If you went to your dentist with shooting, unbearable pain and he advised you to brush your teeth twice daily, he's giving you good advice but at the wrong time.

Making labour markets more flexible and improving the business climate could have been useful in the past; they may be of great assistance in the future. But will they help Europe right now?

What is abnormal right now in much of the developed world is that Panadol hasn't worked: Interest rates are hugging the floor, yet there is no meaningful recovery. Keynesian medicine is not for 'standard' times, as Mr Rachman seems to think; it's for unusual times like today. That is what makes austerity - the exact opposite of the remedy - a crime.

The other point that neither Mr Rachman nor Professor Summers has explicitly considered is that the euro-system design is flawed.

Nomura Research Institute chief economist Richard Koo estimates that private savings in Spain have risen by almost 18 percentage points of gross domestic product since 2007.

Out of this, the government has absorbed less than 12 percentage points by running up its budget deficits. The remaining 6 percentage points have leaked out of Spain and gone to Germany and the Netherlands. If this private capital had not fled, it would have been forced to seek safety in Spanish government bonds. There wouldn't have been a sovereign debt crisis in Spain, just like there hasn't been one in the US.

So when Mr Rachman says it was the bond market that demanded austerity in peripheral Europe, he's only half right.

Yes, the market demanded it because it could: It had the option of 17 'risk-free' government securities, all denominated in the euro, to choose where to park its money after the crisis.
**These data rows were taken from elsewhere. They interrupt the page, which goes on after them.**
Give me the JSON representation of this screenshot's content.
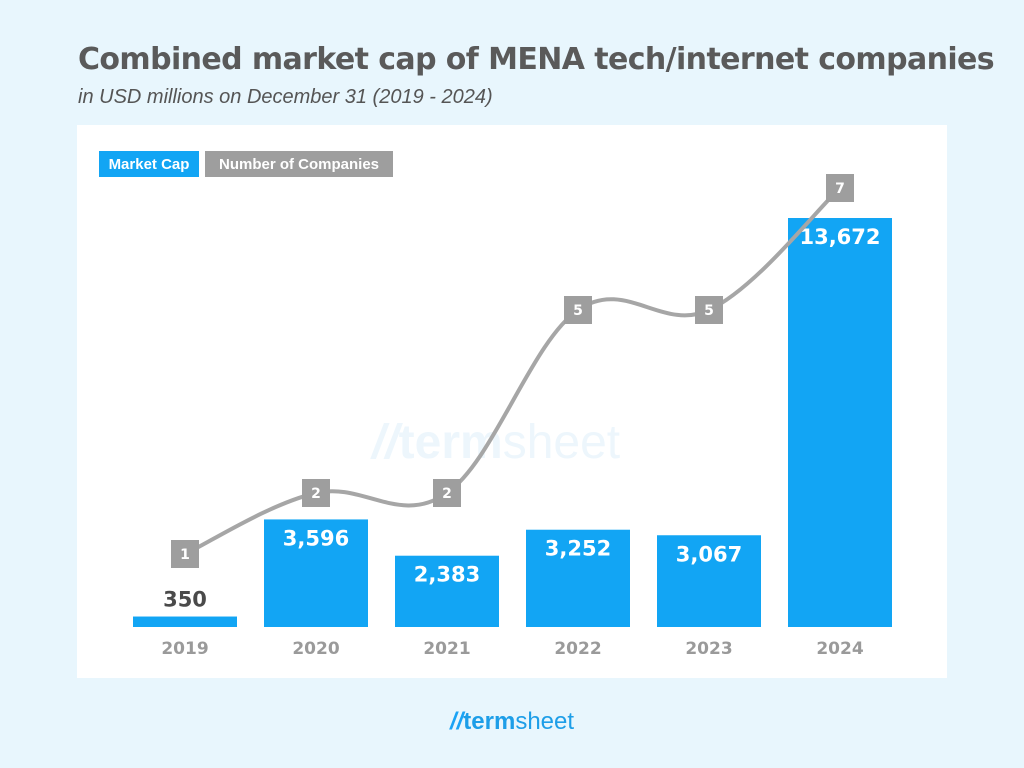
{
  "title": "Combined market cap of MENA tech/internet companies",
  "subtitle": "in USD millions on December 31 (2019 - 2024)",
  "watermark": {
    "slashes": "//",
    "bold": "term",
    "regular": "sheet"
  },
  "logo": {
    "slashes": "//",
    "bold": "term",
    "regular": "sheet"
  },
  "colors": {
    "bar": "#12a5f4",
    "line": "#a6a6a6",
    "label_box": "#9e9e9e",
    "axis_text": "#9a9a9a"
  },
  "chart_data": {
    "type": "bar",
    "categories": [
      "2019",
      "2020",
      "2021",
      "2022",
      "2023",
      "2024"
    ],
    "legend": [
      "Market Cap",
      "Number of Companies"
    ],
    "series": [
      {
        "name": "Market Cap",
        "type": "bar",
        "values": [
          350,
          3596,
          2383,
          3252,
          3067,
          13672
        ],
        "labels": [
          "350",
          "3,596",
          "2,383",
          "3,252",
          "3,067",
          "13,672"
        ]
      },
      {
        "name": "Number of Companies",
        "type": "line",
        "values": [
          1,
          2,
          2,
          5,
          5,
          7
        ],
        "labels": [
          "1",
          "2",
          "2",
          "5",
          "5",
          "7"
        ]
      }
    ],
    "ylim_bar": [
      0,
      14000
    ],
    "ylim_line": [
      0,
      7
    ],
    "grid": false,
    "legend_position": "top-left"
  }
}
In the US, or Britain, or Japan, the bond market doesn't have this luxury. There's only one dollar-denominated riskless security; and only one that is denominated in yen or the British pound. A Tokyo bank that has a yen deposit to repay takes a currency risk when it looks for a safe investment in US treasuries.

The architects of the euro zone should not have given investors the latitude to move money, apparently without any extra currency or credit risk, from one national economy to another.

But all that is ancient history.

To misread this capital movement as a signal from bond markets that greater austerity is needed is a modern myth that German Chancellor Angela Merkel fell for.

It's her lack of judgment that has brought Europe to the brink of a disaster.